When his old friend Henry Spence called invoking the 2027 Club and told him he’d foot the gas bill, Dane was quickly behind the wheel of his ’65 Mustang motoring to the hangar at Beverly Muni Airport on the rugged Massachusetts coast. On the way, he left a voice mail for his live-in lady friend informing her he was going to be away for a few days and a second voice mail to the younger woman he was seeing on the side. Dane was a young sixty.
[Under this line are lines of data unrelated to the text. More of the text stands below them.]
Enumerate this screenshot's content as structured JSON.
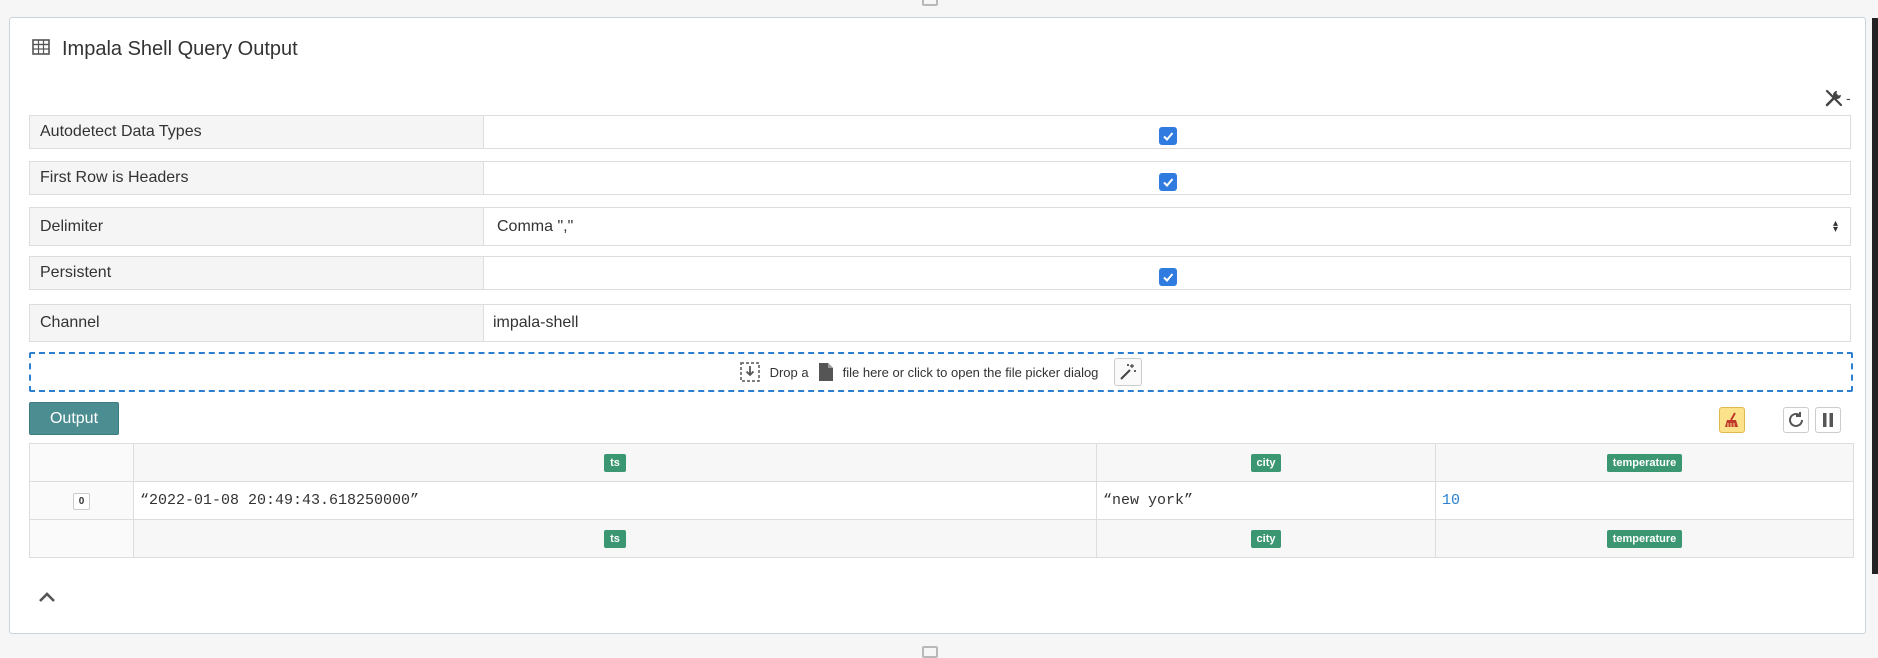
{
  "panel": {
    "title": "Impala Shell Query Output"
  },
  "form": {
    "autodetect": {
      "label": "Autodetect Data Types",
      "checked": true
    },
    "first_row_headers": {
      "label": "First Row is Headers",
      "checked": true
    },
    "delimiter": {
      "label": "Delimiter",
      "value": "Comma \",\""
    },
    "persistent": {
      "label": "Persistent",
      "checked": true
    },
    "channel": {
      "label": "Channel",
      "value": "impala-shell"
    }
  },
  "dropzone": {
    "text_before": "Drop a",
    "text_after": "file here or click to open the file picker dialog"
  },
  "output": {
    "button_label": "Output"
  },
  "table": {
    "headers": [
      "ts",
      "city",
      "temperature"
    ],
    "rows": [
      {
        "index": "0",
        "ts": "“2022-01-08 20:49:43.618250000”",
        "city": "“new york”",
        "temperature": "10"
      }
    ]
  },
  "icons": [
    "table-icon",
    "tools-icon",
    "file-drop-icon",
    "file-icon",
    "magic-wand-icon",
    "clear-output-icon",
    "refresh-icon",
    "pause-icon",
    "chevron-up-icon"
  ],
  "colors": {
    "output_button": "#4b8d91",
    "badge": "#3b9772",
    "checkbox": "#2f7be0",
    "dropzone_border": "#2b7fd0",
    "number_value": "#2b7fd0",
    "clear_button": "#fce28a"
  }
}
In the distance, about fifteen nautical miles to the north, the late-afternoon sun was glinting over long, skinny Lake Winnipesaukee, a large deepwater body dotted with two hundred pine-bristling islands. Dane suppressed his tour-guide instinct to point it out. His three passengers were behind him, sound asleep in facing red-leather seats. Instead, he started chatting with the tower at Laconia Airport, and several minutes later, he was swooping over the lake and approaching the runway.
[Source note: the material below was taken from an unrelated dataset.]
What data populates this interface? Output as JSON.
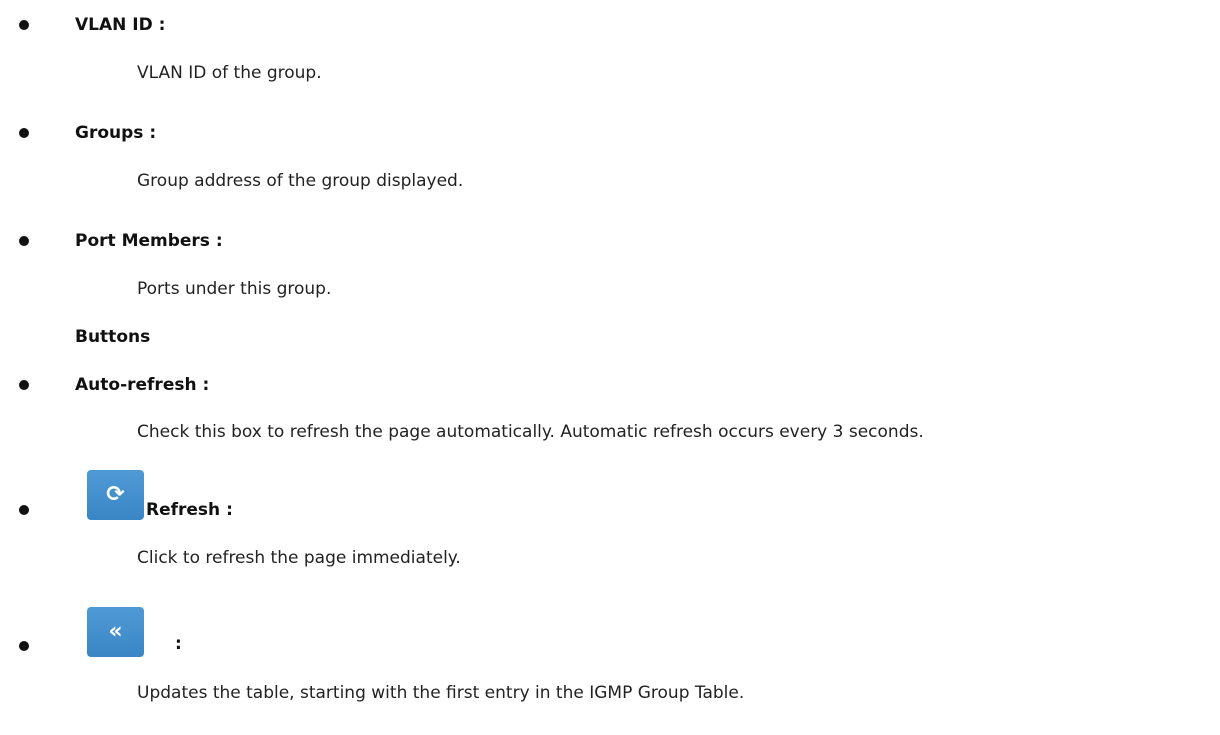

Jim Zeckendorf had left one of his cars for Will at the airport, its keys in an envelope at the general aviation desk. Will bundled his family into the SUV and took off for the house, leaving Dane behind to check the weather, file a flight plan, and catch a quick nap in the pilots’ lounge.

It was a straight ten-mile shot east on Route 11 to Alton Bay, one of the small towns that ringed Winnipesaukee. Will had visited once a few years earlier for a weekend of fishing and drinking. He recalled he had a girlfriend in tow but for the life of him he couldn’t remember which one. It had been a time when women were flying in and out of his life at speed, a bimbo blur. All Will could remember for sure was that Zeckendorf, who was wifeless that weekend, was more interested in his girlfriend than he was.

Zeckendorf’s second house was befitting a big-time Boston law partner. It was a six-thousand-square-foot Adirondack, perched on a rocky ridge high over the choppy waters of Alton Bay. Nancy was too tired and numb to appreciate the rustic, airy, vaulted living room which flowed into an open-plan granite-topped kitchen. On a happier day, she would have been flitting from room to room like a honeybee in a field of clover, but she was impervious to the magnificence of the place.